BIG B INC
8-A12G/A, 1996-10-16
DRUG STORES AND PROPRIETARY STORES
Previous: SELIGMAN J & W & CO INC /NY/, SC 13G/A, 1996-10-16
Next: BIG B INC, SC 14D9/A, 1996-10-16





                                 UNITED STATES
                       SECURITIES AND EXCHANGE COMMISSION
                            Washington, D.C.  20549

                                   FORM 8-A/A

       REGISTRATION OF CERTAIN CLASSES OF SECURITIES PURSUANT TO SECTION
             12(b) or 12(g) OF THE SECURITIES EXCHANGE ACT OF 1934

                                             Commission File Number 1-5025

                                  Big B, Inc.                         
      _____________________________________________________________________
             (Exact name of registrant as specified in its charter)

               Alabama                               34-1527876
     (State of incorporation or            (IRS Employer Identification
          organization)                                Number)

     2600 Morgan Road S.E., Bessemer, Alabama           35023  
     (Address of principal executive offices)        (Zip Code)

     Securities to be registered pursuant to Section 12(b) of the Act:

          None

                  N/A                                  N/A
          Title of each class           Name of each exchange on which
          to be so registered           each class is to be registered

          If this Form relates to the registration of a class of debt
     securities and is effective upon filing pursuant to General
     Instruction A.(c)(1), please check the following box.  [  ]

          If this Form relates to the registration of a class of debt
     securities and is to become effective simultaneously with the
     effectiveness of a concurrent registration statement under the
     Securities Act of 1933 pursuant to General Instruction A.(c)(2),
     please check the following box.  [   ]

     Securities to be registered pursuant to Section 12(g) of the Act:

          Common Stock Purchase Rights

          Item 1 of the Form 8-A, dated September 23, 1996, of Big B,
     Inc. (the "Form 8-A") is hereby amended in its entirety to read
     as follows:

     ITEM 1.  DESCRIPTION OF REGISTRANT'S SECURITIES TO BE REGISTERED

               DESCRIPTION OF THE RIGHTS PLAN.  On September 20, 1996,
     the Board of Directors (the "Big B Board") of Big B, Inc., an
     Alabama corporation ("Big B"), adopted a rights plan (the "Rights
     Plan") for the reasons described below under the caption "Certain
     Considerations Regarding the Adoption of the Rights Plan."  Under
     the Rights Plan, rights ("Rights") were distributed at the close
     of business on October 3, 1996 as a dividend at the rate of one
     Right for each share of Big B common stock, par value $.001 per
     share (the "Big B Common Stock") held by shareholders of record
     as of the close of business on October 3, 1996.  Each Right
     entitles the registered holder to purchase from Big B one share
     of Big B Common Stock at a purchase price of $40.00 per share
     (the "Purchase Price"), subject to adjustment.  The description
     and terms of the Rights are set forth in the Rights Agreement,
     dated as of September 23, 1996, between Big B and First National
     Bank of Boston, as Rights Agent (the "Rights Agent").  A copy of
     such agreement was filed as Exhibit 1 to the Form 8-A.  This
     summary description of the Rights does not purport to be complete
     and is qualified in its entirety by reference to such agreement,
     which is incorporated herein by reference.

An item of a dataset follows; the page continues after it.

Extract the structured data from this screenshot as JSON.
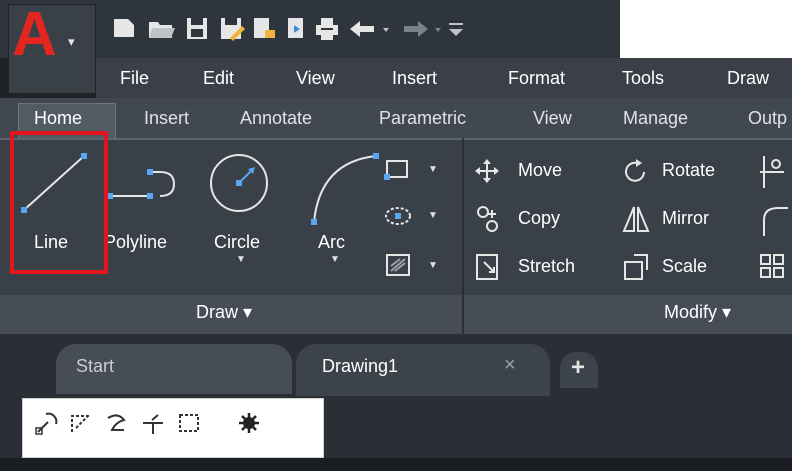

               Currently, the Rights are attached to all Big B Common
     Stock certificates representing shares outstanding, and no
     separate rights certificates ("Rights Certificates") have been
     distributed.  The Rights will separate from the Big B Common
     Stock and a distribution date will occur upon the earlier of (i)
     10 days following a public announcement that a person or group of
     affiliated or associated persons (an "Acquiring Person") has
     acquired, or obtained the right to acquire, beneficial ownership
     of 10% or more of the outstanding shares of Big B Common Stock
     (the "Stock Acquisition Date"), or (ii) such date as the Big B
     Board shall determine during the pendency of a tender or exchange
     offer that would result in a person or group beneficially owning
     10% or more of such outstanding shares of Big B Common Stock (the
     earlier of (i) and (ii), the "Distribution Date").  The foregoing
     notwithstanding, the definition of "Acquiring Person" shall not
     include any member of the Bruno family (consisting of Anthony J.
     Bruno, Vincent J. Bruno, James A. Bruno and any of their
     siblings, lineal descendants, lineal descendants of such
     siblings, any of their respective spouses or any trust
     established for any of their benefit) who might otherwise be an
     Acquiring Person by reason of any deemed beneficial ownership
     arising from arrangements which may be entered into among members
     of such family.  Until the Distribution Date, (i) the Rights are
     evidenced by the Big B Common Stock certificates and are
     transferred with and only with such Big B Common Stock
     certificates, (ii) new Big B Common Stock certificates will
     contain a notation incorporating the Rights Plan by reference and
     (iii) the surrender for transfer of any certificates for Big B
     Common Stock outstanding also constitutes the transfer of the
     Rights associated with the Big B Common Stock represented by such
     certificate.

               The Rights are not exercisable until the Distribution
     Date and will expire, unless earlier redeemed by Big B as
     described below, at the close of business on the earlier of (i)
     June 30, 1997 or (ii) the consummation date of a transaction
     pursuant to which Big B merges or consolidates with another
     entity, which transaction shall have been approved by the Big B
     Board if at the time of such approval the Big B Board then
     includes one or more "Continuing Directors" and a majority of
     such Continuing Directors shall have joined in such approval.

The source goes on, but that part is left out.